Preston is in the middle of recording a radio commercial when he gets a call from Vera telling him about the changes Bennington is trying to make, and as soon as she tells him they're getting rid of the Waltz Blue color option, he says he's going to rush back. When Preston meets with the board, Bennington tells him that they've eliminated the rear engine, disc breaks, fuel injection, and seatbelts, all features that made the car unique. Bennington makes a big fuss about how his contract says that he's in total control of the company. Preston asks Abe if that's true, and Abe says they needed to give him some control to get people to buy stock, but that he didn't know the total control was in Bennington's contract. Tucker asserts that it is his company, and the power struggle is on.
Analysis
This is an interesting segment of the film, and one that feels fairly separate from the rest of the action so far. This part of the film—when Act 2 is kicking into high gear—is a notably darker segment when the jokes seem to turn dour and all of the actors' mugging falls flat. Here, we start to see the director that Francis Ford Coppola used to be known as: the dark genius, the great teller of stories about problems larger than the ambitious men who got caught up in them.
Take the allegorical aspects about corporate America that comprise this part of the story. We watch the rise of RJ Bennington and see the Tucker company infested by the very corporate trappings that it was designed to disrupt and dismantle from the outside. Here, we see resonances with Coppola's first Godfather film, often read as an allegory about corporate America and its antithesis of the American dream. But while The Godfather dwells on the corrupting influence of American greed, Tucker becomes an exploration of a wider system where the US government and corporate America work hand in hand to consolidate power by weeding out the small upstart that threatens to shake the system.
So even though Tucker has this unrelentingly upbeat tone and characters who are so positive that they get kind of irritating, Coppola uses the film as a vehicle for a critique about America that resonates with his thornier New Hollywood-era work, like those Godfather movies and Apocalypse Now. Reading this film in that backwards-looking context of the New Hollywood movement is a fruitful exercise, as it helps us see both the nuance Coppola managed to work into this film as well as what he had to sacrifice. After all, this is as family-friendly as it gets, and the director's soured reading of the American Dream is ultimately waved away by a few lines at the end when Tucker says that he achieved his dream even if he lost the company.

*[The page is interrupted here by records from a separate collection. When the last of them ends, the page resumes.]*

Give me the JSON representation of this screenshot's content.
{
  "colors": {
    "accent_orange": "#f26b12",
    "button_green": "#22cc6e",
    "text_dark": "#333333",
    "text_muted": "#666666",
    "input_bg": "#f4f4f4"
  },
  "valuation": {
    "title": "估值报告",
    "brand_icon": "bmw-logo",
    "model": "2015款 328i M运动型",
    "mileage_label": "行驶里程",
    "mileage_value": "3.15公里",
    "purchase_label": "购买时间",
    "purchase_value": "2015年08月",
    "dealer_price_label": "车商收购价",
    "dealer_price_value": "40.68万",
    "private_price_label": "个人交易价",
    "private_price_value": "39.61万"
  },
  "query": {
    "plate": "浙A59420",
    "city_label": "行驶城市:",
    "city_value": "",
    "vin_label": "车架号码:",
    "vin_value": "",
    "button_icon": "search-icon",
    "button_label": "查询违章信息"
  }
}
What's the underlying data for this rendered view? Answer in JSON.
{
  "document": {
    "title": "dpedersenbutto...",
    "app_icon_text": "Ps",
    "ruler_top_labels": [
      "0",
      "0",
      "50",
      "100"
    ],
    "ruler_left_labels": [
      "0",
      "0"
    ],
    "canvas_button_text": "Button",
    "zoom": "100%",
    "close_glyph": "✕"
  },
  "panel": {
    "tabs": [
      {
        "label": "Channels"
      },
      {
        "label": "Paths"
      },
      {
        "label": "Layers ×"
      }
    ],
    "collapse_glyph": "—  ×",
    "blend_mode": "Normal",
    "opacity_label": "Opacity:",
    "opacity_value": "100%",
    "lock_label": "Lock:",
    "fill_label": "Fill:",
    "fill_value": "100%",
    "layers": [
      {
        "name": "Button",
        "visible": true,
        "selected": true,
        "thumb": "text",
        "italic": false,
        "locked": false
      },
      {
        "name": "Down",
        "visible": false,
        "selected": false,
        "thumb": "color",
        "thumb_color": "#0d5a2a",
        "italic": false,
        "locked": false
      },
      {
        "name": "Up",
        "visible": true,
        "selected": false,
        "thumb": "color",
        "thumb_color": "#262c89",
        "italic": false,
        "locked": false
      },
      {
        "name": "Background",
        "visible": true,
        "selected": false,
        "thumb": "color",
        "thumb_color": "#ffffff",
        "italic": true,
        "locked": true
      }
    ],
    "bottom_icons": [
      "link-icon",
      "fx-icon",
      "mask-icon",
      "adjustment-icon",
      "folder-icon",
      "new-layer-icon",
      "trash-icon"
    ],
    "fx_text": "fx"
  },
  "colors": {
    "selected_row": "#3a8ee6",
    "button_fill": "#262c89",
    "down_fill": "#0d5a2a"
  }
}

But remember that when Coppola originally conceived of Tucker, it was supposed to be the story about how Tucker's dream died, and how Tucker died with it. This is the part of the film where we see Coppola's original ideas start to surface, as Preston Tucker emerges as a complicated man. He's an idealist who lies through his teeth to anyone he meets. He's tenacious to the point where he's willing to undermine his own company. And more importantly, he's an ambitious man who ruffles feathers, and never quite grasps the gravity of the situations that he falls into. We see a lot of fatal flaws in Preston Tucker during this part of the film, even if they're pasted over with Jeff Bridges's magnetic smile and a never-stopping uplifting jazz soundtrack.